Craig Camasta, DPM, notes the study suggests that peak pressures are greatest under the second metatarsal but there is no correlation to patients with any plantar plate pathology. He emphasizes that the normal parabola is that the second metatarsal projects the longest “and any direct correlation that a long second metatarsal is causative of plantar plate injuries is unfounded.”  

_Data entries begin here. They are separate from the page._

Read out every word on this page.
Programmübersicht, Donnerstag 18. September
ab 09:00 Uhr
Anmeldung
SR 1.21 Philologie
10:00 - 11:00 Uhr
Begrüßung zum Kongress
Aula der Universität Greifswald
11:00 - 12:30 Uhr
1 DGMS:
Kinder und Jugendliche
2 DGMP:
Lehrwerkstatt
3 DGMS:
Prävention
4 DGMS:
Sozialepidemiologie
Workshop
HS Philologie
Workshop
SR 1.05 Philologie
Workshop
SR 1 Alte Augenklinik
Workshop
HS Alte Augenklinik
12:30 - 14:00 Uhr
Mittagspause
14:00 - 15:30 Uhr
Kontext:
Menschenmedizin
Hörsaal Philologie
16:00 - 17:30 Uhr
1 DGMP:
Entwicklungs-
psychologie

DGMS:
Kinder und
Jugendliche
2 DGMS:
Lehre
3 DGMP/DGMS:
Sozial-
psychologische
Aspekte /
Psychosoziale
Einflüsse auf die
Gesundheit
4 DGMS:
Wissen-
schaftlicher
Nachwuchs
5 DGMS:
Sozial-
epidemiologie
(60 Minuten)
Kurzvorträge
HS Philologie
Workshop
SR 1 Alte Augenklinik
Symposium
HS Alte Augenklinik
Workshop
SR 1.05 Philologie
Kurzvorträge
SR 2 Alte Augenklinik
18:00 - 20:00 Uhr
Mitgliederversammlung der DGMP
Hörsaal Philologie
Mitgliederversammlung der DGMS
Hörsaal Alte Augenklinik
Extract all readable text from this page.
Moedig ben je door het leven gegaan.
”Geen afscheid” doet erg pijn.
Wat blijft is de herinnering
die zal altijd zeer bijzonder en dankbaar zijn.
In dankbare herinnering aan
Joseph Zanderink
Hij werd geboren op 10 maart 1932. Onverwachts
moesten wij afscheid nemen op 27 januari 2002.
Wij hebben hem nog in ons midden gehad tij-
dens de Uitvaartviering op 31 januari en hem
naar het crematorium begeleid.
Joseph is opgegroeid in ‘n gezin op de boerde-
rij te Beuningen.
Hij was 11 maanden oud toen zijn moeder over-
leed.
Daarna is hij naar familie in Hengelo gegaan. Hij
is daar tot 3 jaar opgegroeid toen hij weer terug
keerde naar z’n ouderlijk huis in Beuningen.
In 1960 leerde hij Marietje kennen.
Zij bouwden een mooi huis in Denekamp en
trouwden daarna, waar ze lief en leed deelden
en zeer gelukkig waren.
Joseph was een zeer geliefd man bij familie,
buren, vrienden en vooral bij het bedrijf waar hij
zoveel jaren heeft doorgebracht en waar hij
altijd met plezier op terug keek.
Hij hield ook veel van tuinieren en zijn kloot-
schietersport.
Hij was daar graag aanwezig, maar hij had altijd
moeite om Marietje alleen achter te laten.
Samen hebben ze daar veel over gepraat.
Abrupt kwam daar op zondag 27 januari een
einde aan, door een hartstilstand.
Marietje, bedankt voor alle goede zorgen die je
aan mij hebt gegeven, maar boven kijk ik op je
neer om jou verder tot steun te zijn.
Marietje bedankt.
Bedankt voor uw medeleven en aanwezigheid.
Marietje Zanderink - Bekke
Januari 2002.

Dr. Camasta feels first ray pathology more strongly correlates with plantar plate injuries and the number one cause for first ray pathology is hallux valgus. Dr. Camasta advocates using the second toe as a barometer for when there should be strong consideration toward fixing the bunion. If the hallux is crowding the second toe, causing lateral deviation of the second toe or causing the second toe to dorsiflex at the MPJ, fixing the bunion will reduce the chance of the patient developing a plantar plate injury, according to Dr. Camasta, a faculty member of the Podiatry Institute, who is in private practice at Village Podiatry Centers in Atlanta.  

He has also not found that routine shortening of the second metatarsal is necessary to repair a plantar plate injury successfully. Other factors, such as race and gender, are more commonly implicated than second metatarsal length in the development of plantar plate injuries, according to Dr. Camasta.